LYON MEARSON – Phantom Fingers. Macaulay, hardcover, 1927. Hutchinson, UK, hc, 1929.

   Damon Knight, I believe it was, once reviewed what he called an “idiot novel,” wherein the hero was an idiot and the heroine was an idiot, but fortunately the villain was a super-idiot. This novel qualifies for that description.

   The Grand Theatre in New York City is about to put on a new play. The management and the two stars receive threatening letters — signed variously “Pro Bono Publico,” “Constant Reader,” and “A Well-Wisher,” affording the only intentional humor in the novel.
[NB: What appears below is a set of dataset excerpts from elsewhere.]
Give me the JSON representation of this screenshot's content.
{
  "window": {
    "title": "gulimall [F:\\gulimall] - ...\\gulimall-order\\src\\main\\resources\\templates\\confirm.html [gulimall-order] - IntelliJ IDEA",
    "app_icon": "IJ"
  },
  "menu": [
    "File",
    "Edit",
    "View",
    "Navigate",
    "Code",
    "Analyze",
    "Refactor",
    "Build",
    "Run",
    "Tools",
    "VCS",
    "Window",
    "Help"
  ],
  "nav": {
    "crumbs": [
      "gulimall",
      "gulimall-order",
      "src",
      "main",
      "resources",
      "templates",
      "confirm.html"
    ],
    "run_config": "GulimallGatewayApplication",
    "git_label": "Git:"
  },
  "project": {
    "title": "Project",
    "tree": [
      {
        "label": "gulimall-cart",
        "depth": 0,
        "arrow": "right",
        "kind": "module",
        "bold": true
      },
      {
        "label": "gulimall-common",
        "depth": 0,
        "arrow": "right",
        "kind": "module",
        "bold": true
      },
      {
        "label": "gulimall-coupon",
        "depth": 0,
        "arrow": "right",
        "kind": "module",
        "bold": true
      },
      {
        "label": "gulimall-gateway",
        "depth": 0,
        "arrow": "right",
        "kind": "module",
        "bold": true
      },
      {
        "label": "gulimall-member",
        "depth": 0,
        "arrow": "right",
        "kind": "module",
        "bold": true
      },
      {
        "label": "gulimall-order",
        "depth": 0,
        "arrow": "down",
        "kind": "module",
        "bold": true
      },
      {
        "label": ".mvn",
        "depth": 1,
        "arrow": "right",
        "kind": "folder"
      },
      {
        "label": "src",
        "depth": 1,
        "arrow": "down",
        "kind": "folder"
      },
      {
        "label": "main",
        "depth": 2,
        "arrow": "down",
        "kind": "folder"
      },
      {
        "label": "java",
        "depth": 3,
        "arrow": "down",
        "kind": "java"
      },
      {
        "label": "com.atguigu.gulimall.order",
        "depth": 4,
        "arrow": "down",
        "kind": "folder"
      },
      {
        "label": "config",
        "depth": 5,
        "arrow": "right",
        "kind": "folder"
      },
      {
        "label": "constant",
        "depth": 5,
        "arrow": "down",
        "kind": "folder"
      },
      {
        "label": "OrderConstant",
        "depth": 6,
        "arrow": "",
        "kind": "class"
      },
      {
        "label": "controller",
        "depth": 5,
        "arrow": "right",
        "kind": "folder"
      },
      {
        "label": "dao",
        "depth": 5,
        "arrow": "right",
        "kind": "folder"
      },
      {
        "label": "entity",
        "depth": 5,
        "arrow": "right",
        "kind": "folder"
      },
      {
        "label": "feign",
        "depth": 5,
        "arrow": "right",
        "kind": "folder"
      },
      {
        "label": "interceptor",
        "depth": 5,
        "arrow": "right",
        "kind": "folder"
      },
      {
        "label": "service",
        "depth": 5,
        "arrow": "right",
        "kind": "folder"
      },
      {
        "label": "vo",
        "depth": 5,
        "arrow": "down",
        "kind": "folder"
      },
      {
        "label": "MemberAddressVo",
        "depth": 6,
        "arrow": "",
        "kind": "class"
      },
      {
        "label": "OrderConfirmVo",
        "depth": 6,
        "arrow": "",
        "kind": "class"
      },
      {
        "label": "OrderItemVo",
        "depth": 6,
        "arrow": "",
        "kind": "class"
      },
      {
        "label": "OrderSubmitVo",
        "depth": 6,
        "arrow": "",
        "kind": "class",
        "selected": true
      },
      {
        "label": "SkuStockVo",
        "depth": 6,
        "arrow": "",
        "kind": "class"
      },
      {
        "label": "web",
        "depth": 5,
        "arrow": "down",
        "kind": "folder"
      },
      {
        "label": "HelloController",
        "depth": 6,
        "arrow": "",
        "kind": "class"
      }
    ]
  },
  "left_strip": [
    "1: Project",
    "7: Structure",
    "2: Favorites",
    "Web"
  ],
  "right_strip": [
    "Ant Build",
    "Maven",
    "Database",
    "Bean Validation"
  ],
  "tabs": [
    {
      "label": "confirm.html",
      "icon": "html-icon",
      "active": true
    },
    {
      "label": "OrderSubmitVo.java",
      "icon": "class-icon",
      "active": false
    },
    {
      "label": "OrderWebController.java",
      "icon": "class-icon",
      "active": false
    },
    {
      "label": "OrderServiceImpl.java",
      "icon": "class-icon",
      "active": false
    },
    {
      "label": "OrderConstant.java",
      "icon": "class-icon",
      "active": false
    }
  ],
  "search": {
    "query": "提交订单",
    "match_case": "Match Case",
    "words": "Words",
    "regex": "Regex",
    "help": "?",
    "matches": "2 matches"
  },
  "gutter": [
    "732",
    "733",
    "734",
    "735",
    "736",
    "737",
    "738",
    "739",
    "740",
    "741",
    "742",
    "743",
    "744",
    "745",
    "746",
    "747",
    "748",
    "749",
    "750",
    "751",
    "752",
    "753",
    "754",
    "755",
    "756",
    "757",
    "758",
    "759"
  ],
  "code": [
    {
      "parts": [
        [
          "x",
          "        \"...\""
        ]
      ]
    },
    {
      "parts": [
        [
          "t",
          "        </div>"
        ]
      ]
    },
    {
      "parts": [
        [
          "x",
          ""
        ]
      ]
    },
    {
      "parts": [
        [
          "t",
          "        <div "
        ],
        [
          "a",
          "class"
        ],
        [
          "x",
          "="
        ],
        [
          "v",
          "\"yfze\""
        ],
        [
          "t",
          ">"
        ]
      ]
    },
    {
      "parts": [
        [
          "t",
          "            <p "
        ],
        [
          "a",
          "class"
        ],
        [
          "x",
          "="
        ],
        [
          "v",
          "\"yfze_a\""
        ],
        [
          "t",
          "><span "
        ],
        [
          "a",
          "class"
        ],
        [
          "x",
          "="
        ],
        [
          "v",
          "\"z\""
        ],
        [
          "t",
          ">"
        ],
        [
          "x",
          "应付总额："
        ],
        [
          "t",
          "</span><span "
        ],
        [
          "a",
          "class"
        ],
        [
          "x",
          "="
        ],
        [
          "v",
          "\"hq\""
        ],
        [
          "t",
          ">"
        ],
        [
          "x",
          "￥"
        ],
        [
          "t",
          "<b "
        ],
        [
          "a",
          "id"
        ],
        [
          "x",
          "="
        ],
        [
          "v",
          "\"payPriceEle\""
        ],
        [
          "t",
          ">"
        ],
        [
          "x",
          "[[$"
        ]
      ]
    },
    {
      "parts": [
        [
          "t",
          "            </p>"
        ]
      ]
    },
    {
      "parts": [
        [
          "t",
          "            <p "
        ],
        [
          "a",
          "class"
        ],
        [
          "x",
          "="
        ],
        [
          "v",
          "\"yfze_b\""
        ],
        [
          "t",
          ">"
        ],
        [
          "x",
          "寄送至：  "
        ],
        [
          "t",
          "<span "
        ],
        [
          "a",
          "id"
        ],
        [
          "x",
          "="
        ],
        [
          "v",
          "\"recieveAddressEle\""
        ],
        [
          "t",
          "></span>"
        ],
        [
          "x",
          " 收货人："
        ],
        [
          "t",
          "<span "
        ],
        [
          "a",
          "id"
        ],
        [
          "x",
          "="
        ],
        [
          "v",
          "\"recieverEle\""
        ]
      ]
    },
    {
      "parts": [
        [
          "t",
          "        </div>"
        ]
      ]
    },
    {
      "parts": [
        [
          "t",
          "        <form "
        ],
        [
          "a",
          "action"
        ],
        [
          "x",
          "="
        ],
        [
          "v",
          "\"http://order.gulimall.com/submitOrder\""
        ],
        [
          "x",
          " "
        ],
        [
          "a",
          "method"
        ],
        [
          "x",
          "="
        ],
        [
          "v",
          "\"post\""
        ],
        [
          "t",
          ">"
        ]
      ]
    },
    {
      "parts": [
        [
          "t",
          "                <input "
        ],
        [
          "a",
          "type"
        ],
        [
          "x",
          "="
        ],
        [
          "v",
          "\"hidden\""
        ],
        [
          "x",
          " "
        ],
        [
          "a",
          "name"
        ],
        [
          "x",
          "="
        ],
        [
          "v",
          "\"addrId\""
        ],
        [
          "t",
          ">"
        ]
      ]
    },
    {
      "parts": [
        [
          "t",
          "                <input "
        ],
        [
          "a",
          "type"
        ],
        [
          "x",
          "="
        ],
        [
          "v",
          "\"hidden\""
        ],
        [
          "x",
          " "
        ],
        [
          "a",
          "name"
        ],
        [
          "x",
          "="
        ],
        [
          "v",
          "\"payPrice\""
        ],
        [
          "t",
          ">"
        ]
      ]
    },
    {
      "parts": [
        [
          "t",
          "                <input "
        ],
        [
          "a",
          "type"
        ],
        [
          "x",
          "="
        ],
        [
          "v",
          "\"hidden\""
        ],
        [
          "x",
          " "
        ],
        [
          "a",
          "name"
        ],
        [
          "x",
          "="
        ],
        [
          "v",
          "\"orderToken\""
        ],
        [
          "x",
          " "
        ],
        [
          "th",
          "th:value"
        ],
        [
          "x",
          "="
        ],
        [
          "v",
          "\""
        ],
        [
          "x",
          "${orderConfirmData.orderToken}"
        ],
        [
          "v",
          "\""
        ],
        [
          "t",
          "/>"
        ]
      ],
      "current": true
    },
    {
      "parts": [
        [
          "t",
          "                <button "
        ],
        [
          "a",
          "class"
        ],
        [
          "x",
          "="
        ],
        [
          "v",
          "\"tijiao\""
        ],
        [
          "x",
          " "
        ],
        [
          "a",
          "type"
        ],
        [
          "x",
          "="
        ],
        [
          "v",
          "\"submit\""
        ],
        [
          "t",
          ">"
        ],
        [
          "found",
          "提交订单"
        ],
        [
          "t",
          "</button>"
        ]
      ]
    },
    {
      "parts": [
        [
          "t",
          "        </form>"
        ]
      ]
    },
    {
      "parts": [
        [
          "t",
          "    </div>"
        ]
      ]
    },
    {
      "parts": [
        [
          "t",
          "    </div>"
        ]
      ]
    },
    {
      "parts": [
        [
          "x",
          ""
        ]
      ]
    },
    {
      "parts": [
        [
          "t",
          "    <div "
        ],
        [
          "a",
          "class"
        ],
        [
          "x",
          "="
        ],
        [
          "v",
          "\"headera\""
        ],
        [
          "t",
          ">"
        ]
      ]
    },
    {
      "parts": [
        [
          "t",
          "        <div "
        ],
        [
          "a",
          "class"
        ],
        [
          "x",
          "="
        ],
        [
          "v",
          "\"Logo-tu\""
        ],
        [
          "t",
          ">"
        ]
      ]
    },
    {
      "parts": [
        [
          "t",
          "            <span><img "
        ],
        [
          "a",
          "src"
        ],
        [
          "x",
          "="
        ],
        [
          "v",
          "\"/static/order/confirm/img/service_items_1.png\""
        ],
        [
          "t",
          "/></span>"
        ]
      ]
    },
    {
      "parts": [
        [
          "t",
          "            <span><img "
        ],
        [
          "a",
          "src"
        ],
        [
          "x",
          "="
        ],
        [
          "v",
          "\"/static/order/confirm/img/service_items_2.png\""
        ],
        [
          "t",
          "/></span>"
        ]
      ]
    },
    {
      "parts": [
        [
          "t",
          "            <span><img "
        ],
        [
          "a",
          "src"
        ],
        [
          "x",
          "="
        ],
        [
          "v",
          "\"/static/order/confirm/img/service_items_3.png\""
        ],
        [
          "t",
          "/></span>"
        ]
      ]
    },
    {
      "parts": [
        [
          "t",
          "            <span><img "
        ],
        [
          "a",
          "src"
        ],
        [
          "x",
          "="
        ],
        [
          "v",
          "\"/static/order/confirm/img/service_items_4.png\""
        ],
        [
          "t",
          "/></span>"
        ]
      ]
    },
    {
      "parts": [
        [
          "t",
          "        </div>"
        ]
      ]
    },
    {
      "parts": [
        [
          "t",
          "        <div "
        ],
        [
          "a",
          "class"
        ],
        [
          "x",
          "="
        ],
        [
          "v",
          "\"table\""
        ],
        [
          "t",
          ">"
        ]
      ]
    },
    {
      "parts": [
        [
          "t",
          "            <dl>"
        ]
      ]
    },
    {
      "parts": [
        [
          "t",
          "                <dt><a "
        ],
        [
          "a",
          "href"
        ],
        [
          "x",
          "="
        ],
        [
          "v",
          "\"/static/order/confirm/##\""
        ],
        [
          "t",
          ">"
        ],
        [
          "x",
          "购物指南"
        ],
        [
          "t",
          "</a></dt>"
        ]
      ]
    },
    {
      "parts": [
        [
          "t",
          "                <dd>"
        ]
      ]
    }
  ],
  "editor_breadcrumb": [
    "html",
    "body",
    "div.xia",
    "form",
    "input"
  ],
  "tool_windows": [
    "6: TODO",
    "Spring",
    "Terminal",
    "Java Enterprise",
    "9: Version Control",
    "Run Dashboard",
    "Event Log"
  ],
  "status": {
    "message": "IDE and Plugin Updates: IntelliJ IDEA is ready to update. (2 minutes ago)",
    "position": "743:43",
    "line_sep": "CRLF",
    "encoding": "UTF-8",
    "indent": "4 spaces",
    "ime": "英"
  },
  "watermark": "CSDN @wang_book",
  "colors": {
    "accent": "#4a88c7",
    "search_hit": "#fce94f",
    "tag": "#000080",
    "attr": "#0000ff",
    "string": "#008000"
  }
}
If the male lead attempts to make love to the female star on the stage, he Is doomed, says the threatener.

   The play takes place, and the male star does indeed die, being strangled and then having his neck broken by some invisible agency in full view of the audience and almost in full view of the detective in the case, Steve Muirhead, who would have seen it from the beginning if he had been paying attention.

   Muirhead is more alert on the second occasion when an understudy takes over the role and begins being choked on stage, again by an invisible hand. With a visible knife Muirhead stabs the invisible hand and saves the understudy’s life.

   Does Muirhead remember his brave and intelligent — his only one — act? No. He puts the knife away somewhere safe and is thus at the mercy of the villain.

   Murder and attempted murder, and Muirhead is the sole policeman involved in the investigation. The rest of the force is directing traffic, one gathers. “A fate worse than death” is mentioned often enough in regard to the heroine to make one suspect that the author was trying to titillate his readers since he couldn’t entertain them.

   The only mysteries worth thinking about here are how Muirhead’s man Briggs becomes Muirhead’s man Grigson a few pages later and how this wretched amalgamation of mystery and science fiction went into a third printing.

   How it got published originally I will let others ponder.

– From The MYSTERY FANcier, Vol. 10, No. 3, Summer 1988.



   Bibliographic Data:   [Taken from the Revised Crime Fiction IV, by Allen J. Hubin.]

MEARSON, LYON. 1888-1966. Born in Montreal; educated at New York Law School; art critic for New York Evening Mail.
      Footsteps in the Dark. Macaulay, 1927; Hutchinson, 1928. [Murder mystery revolving around an “oriental” decorated house and a stack of gold.]

LYON MEARSON

      Phantom Fingers. Macaulay, 1927; Hutchinson, 1929.
      The Whisper on the Stair. Macaulay, 1924; Hutchinson, 1924.